Mycroft Holmes (The Bruce-Partington Plans)
Up until the mysterious disappearance of the three of the ten most important pages comprising the Bruce-Partington Plans for a revolutionary new submarine design are stolen, Sherlock has assumed his brother’s Mycroft has a fairly limited civil service position within the British government. His investigation into the whereabouts of the missing pages gradually reveal a shocking truth: not only is Mycroft’s position within Her Majesty’s government not of far greater importance than he ever imagined, there have been times when it is safe to say that Mycroft is the single most important individual in the entire bureaucracy.
Giuseppe Gorgiano (The Red Circle)
Gorgiano is one of the more infamous international criminals whose paths cross with Sherlock, though once again it is not his own powers of deduction that bring the man to justice, but rather than the vengeance of a wronged party. Gorgiano is—notably—not Sicilian, but Neapolitan and belongs not to the Sicilian Black Hand but the Red Circle. By any other name, an Italian mobster said to be responsible for as many of 50 murders is Mafia.
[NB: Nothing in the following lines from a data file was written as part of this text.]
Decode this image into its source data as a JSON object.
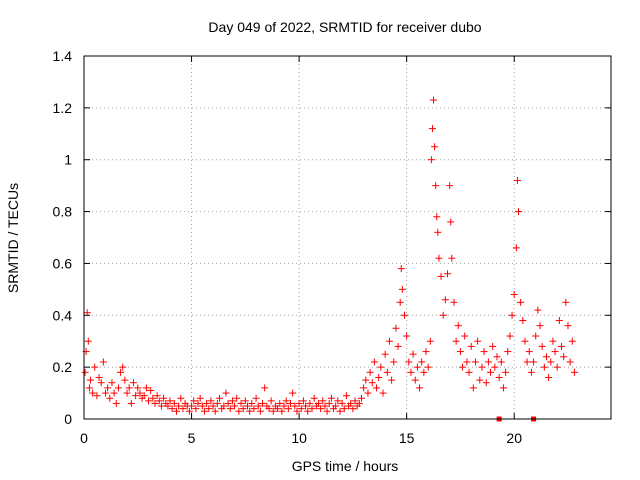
{
  "chart_data": {
    "type": "scatter",
    "title": "Day 049 of 2022, SRMTID for receiver dubo",
    "xlabel": "GPS time / hours",
    "ylabel": "SRMTID / TECUs",
    "xlim": [
      0,
      24.5
    ],
    "ylim": [
      0,
      1.4
    ],
    "x_ticks": [
      0,
      5,
      10,
      15,
      20
    ],
    "y_ticks": [
      0,
      0.2,
      0.4,
      0.6,
      0.8,
      1,
      1.2,
      1.4
    ],
    "x_tick_labels": [
      "0",
      "5",
      "10",
      "15",
      "20"
    ],
    "y_tick_labels": [
      "0",
      "0.2",
      "0.4",
      "0.6",
      "0.8",
      "1",
      "1.2",
      "1.4"
    ],
    "grid": true,
    "marker": "+",
    "color": "#ff0000",
    "series": [
      {
        "name": "SRMTID",
        "points": [
          [
            0.05,
            0.18
          ],
          [
            0.1,
            0.26
          ],
          [
            0.15,
            0.41
          ],
          [
            0.2,
            0.3
          ],
          [
            0.25,
            0.12
          ],
          [
            0.3,
            0.15
          ],
          [
            0.4,
            0.1
          ],
          [
            0.5,
            0.2
          ],
          [
            0.6,
            0.09
          ],
          [
            0.7,
            0.16
          ],
          [
            0.8,
            0.14
          ],
          [
            0.9,
            0.22
          ],
          [
            1.0,
            0.1
          ],
          [
            1.1,
            0.12
          ],
          [
            1.2,
            0.08
          ],
          [
            1.3,
            0.14
          ],
          [
            1.4,
            0.1
          ],
          [
            1.5,
            0.06
          ],
          [
            1.6,
            0.12
          ],
          [
            1.7,
            0.18
          ],
          [
            1.8,
            0.2
          ],
          [
            1.9,
            0.15
          ],
          [
            2.0,
            0.1
          ],
          [
            2.1,
            0.12
          ],
          [
            2.2,
            0.06
          ],
          [
            2.3,
            0.14
          ],
          [
            2.4,
            0.09
          ],
          [
            2.5,
            0.12
          ],
          [
            2.6,
            0.1
          ],
          [
            2.7,
            0.08
          ],
          [
            2.8,
            0.09
          ],
          [
            2.9,
            0.12
          ],
          [
            3.0,
            0.07
          ],
          [
            3.1,
            0.11
          ],
          [
            3.2,
            0.08
          ],
          [
            3.3,
            0.06
          ],
          [
            3.4,
            0.09
          ],
          [
            3.5,
            0.07
          ],
          [
            3.6,
            0.05
          ],
          [
            3.7,
            0.08
          ],
          [
            3.8,
            0.06
          ],
          [
            3.9,
            0.05
          ],
          [
            4.0,
            0.07
          ],
          [
            4.1,
            0.04
          ],
          [
            4.2,
            0.06
          ],
          [
            4.3,
            0.03
          ],
          [
            4.4,
            0.05
          ],
          [
            4.5,
            0.08
          ],
          [
            4.6,
            0.04
          ],
          [
            4.7,
            0.06
          ],
          [
            4.8,
            0.05
          ],
          [
            4.9,
            0.03
          ],
          [
            5.0,
            0.05
          ],
          [
            5.1,
            0.07
          ],
          [
            5.2,
            0.04
          ],
          [
            5.3,
            0.06
          ],
          [
            5.4,
            0.08
          ],
          [
            5.5,
            0.05
          ],
          [
            5.6,
            0.03
          ],
          [
            5.7,
            0.06
          ],
          [
            5.8,
            0.04
          ],
          [
            5.9,
            0.07
          ],
          [
            6.0,
            0.05
          ],
          [
            6.1,
            0.03
          ],
          [
            6.2,
            0.06
          ],
          [
            6.3,
            0.08
          ],
          [
            6.4,
            0.04
          ],
          [
            6.5,
            0.05
          ],
          [
            6.6,
            0.1
          ],
          [
            6.7,
            0.06
          ],
          [
            6.8,
            0.04
          ],
          [
            6.9,
            0.07
          ],
          [
            7.0,
            0.05
          ],
          [
            7.1,
            0.08
          ],
          [
            7.2,
            0.03
          ],
          [
            7.3,
            0.06
          ],
          [
            7.4,
            0.04
          ],
          [
            7.5,
            0.07
          ],
          [
            7.6,
            0.05
          ],
          [
            7.7,
            0.03
          ],
          [
            7.8,
            0.06
          ],
          [
            7.9,
            0.04
          ],
          [
            8.0,
            0.08
          ],
          [
            8.1,
            0.05
          ],
          [
            8.2,
            0.03
          ],
          [
            8.3,
            0.06
          ],
          [
            8.4,
            0.12
          ],
          [
            8.5,
            0.05
          ],
          [
            8.6,
            0.04
          ],
          [
            8.7,
            0.07
          ],
          [
            8.8,
            0.03
          ],
          [
            8.9,
            0.05
          ],
          [
            9.0,
            0.04
          ],
          [
            9.1,
            0.06
          ],
          [
            9.2,
            0.03
          ],
          [
            9.3,
            0.05
          ],
          [
            9.4,
            0.07
          ],
          [
            9.5,
            0.04
          ],
          [
            9.6,
            0.06
          ],
          [
            9.7,
            0.1
          ],
          [
            9.8,
            0.05
          ],
          [
            9.9,
            0.03
          ],
          [
            10.0,
            0.06
          ],
          [
            10.1,
            0.04
          ],
          [
            10.2,
            0.07
          ],
          [
            10.3,
            0.05
          ],
          [
            10.4,
            0.03
          ],
          [
            10.5,
            0.06
          ],
          [
            10.6,
            0.04
          ],
          [
            10.7,
            0.08
          ],
          [
            10.8,
            0.05
          ],
          [
            10.9,
            0.06
          ],
          [
            11.0,
            0.04
          ],
          [
            11.1,
            0.07
          ],
          [
            11.2,
            0.05
          ],
          [
            11.3,
            0.03
          ],
          [
            11.4,
            0.06
          ],
          [
            11.5,
            0.08
          ],
          [
            11.6,
            0.04
          ],
          [
            11.7,
            0.05
          ],
          [
            11.8,
            0.07
          ],
          [
            11.9,
            0.03
          ],
          [
            12.0,
            0.06
          ],
          [
            12.1,
            0.04
          ],
          [
            12.2,
            0.09
          ],
          [
            12.3,
            0.05
          ],
          [
            12.4,
            0.06
          ],
          [
            12.5,
            0.04
          ],
          [
            12.6,
            0.07
          ],
          [
            12.7,
            0.05
          ],
          [
            12.8,
            0.06
          ],
          [
            12.9,
            0.08
          ],
          [
            13.0,
            0.12
          ],
          [
            13.1,
            0.15
          ],
          [
            13.2,
            0.1
          ],
          [
            13.3,
            0.18
          ],
          [
            13.4,
            0.14
          ],
          [
            13.5,
            0.22
          ],
          [
            13.6,
            0.12
          ],
          [
            13.7,
            0.16
          ],
          [
            13.8,
            0.2
          ],
          [
            13.9,
            0.1
          ],
          [
            14.0,
            0.25
          ],
          [
            14.1,
            0.18
          ],
          [
            14.2,
            0.3
          ],
          [
            14.3,
            0.15
          ],
          [
            14.4,
            0.22
          ],
          [
            14.5,
            0.35
          ],
          [
            14.6,
            0.28
          ],
          [
            14.7,
            0.45
          ],
          [
            14.75,
            0.58
          ],
          [
            14.8,
            0.5
          ],
          [
            14.9,
            0.4
          ],
          [
            15.0,
            0.32
          ],
          [
            15.1,
            0.22
          ],
          [
            15.2,
            0.18
          ],
          [
            15.3,
            0.25
          ],
          [
            15.4,
            0.15
          ],
          [
            15.5,
            0.2
          ],
          [
            15.6,
            0.12
          ],
          [
            15.7,
            0.22
          ],
          [
            15.8,
            0.18
          ],
          [
            15.9,
            0.26
          ],
          [
            16.0,
            0.2
          ],
          [
            16.1,
            0.3
          ],
          [
            16.15,
            1.0
          ],
          [
            16.2,
            1.12
          ],
          [
            16.25,
            1.23
          ],
          [
            16.3,
            1.05
          ],
          [
            16.35,
            0.9
          ],
          [
            16.4,
            0.78
          ],
          [
            16.45,
            0.72
          ],
          [
            16.5,
            0.62
          ],
          [
            16.6,
            0.55
          ],
          [
            16.7,
            0.4
          ],
          [
            16.8,
            0.46
          ],
          [
            16.9,
            0.56
          ],
          [
            17.0,
            0.9
          ],
          [
            17.05,
            0.76
          ],
          [
            17.1,
            0.62
          ],
          [
            17.2,
            0.45
          ],
          [
            17.3,
            0.3
          ],
          [
            17.4,
            0.36
          ],
          [
            17.5,
            0.26
          ],
          [
            17.6,
            0.2
          ],
          [
            17.7,
            0.32
          ],
          [
            17.8,
            0.22
          ],
          [
            17.9,
            0.18
          ],
          [
            18.0,
            0.28
          ],
          [
            18.1,
            0.12
          ],
          [
            18.2,
            0.22
          ],
          [
            18.3,
            0.3
          ],
          [
            18.4,
            0.15
          ],
          [
            18.5,
            0.2
          ],
          [
            18.6,
            0.26
          ],
          [
            18.7,
            0.14
          ],
          [
            18.8,
            0.22
          ],
          [
            18.9,
            0.18
          ],
          [
            19.0,
            0.28
          ],
          [
            19.1,
            0.2
          ],
          [
            19.2,
            0.24
          ],
          [
            19.3,
            0.16
          ],
          [
            19.4,
            0.22
          ],
          [
            19.5,
            0.12
          ],
          [
            19.6,
            0.18
          ],
          [
            19.7,
            0.26
          ],
          [
            19.8,
            0.32
          ],
          [
            19.9,
            0.4
          ],
          [
            20.0,
            0.48
          ],
          [
            20.1,
            0.66
          ],
          [
            20.15,
            0.92
          ],
          [
            20.2,
            0.8
          ],
          [
            20.3,
            0.45
          ],
          [
            20.4,
            0.38
          ],
          [
            20.5,
            0.3
          ],
          [
            20.6,
            0.22
          ],
          [
            20.7,
            0.26
          ],
          [
            20.8,
            0.18
          ],
          [
            20.9,
            0.22
          ],
          [
            21.0,
            0.32
          ],
          [
            21.1,
            0.42
          ],
          [
            21.2,
            0.36
          ],
          [
            21.3,
            0.28
          ],
          [
            21.4,
            0.2
          ],
          [
            21.5,
            0.24
          ],
          [
            21.6,
            0.16
          ],
          [
            21.7,
            0.22
          ],
          [
            21.8,
            0.3
          ],
          [
            21.9,
            0.26
          ],
          [
            22.0,
            0.2
          ],
          [
            22.1,
            0.38
          ],
          [
            22.2,
            0.28
          ],
          [
            22.3,
            0.24
          ],
          [
            22.4,
            0.45
          ],
          [
            22.5,
            0.36
          ],
          [
            22.6,
            0.22
          ],
          [
            22.7,
            0.3
          ],
          [
            22.8,
            0.18
          ]
        ]
      }
    ],
    "base_points": [
      [
        19.3,
        0
      ],
      [
        20.9,
        0
      ]
    ]
  }
}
Don Murillo (Wisteria Lodge)
“Wisteria Lodge” actually comprises two parts of a single story. He is at first known only as Henderson, a wealthy immigrant. In the investigation into the murder of another immigrant, Henderson’s true identity as the “The Tiger of San Pedro” is exposed, revealing his notorious past as one of Central America’s most brutal and despotic dictators until his overthrown. He is yet another who manages to avoid being brought to justice by Holmes, managing to escape the clutches of British law by mere minutes. Watson reports, however, that six months later justice finally caught up to the Tiger at the hand of his enemies in Madrid.
Dr. Leon Sterndale (The Devil’s Foot)
Dr. Sterndale joins a surprisingly large list of known or confessed criminals whom Sherlock Holmes passes judgment on as a jury of one and declares innocent by reason of justification. Sterndale confesses openly to having caused the horrifying death of Mortimer Tregennis, but when Holmes learns that Mortimer was forced to die in exactly the same terrifying as in which he himself killed, among others, the woman Sterndale loved, Holmes is moved. Would he have been equally moved had Sterndale not also been an esteemed African explorer and adventurer?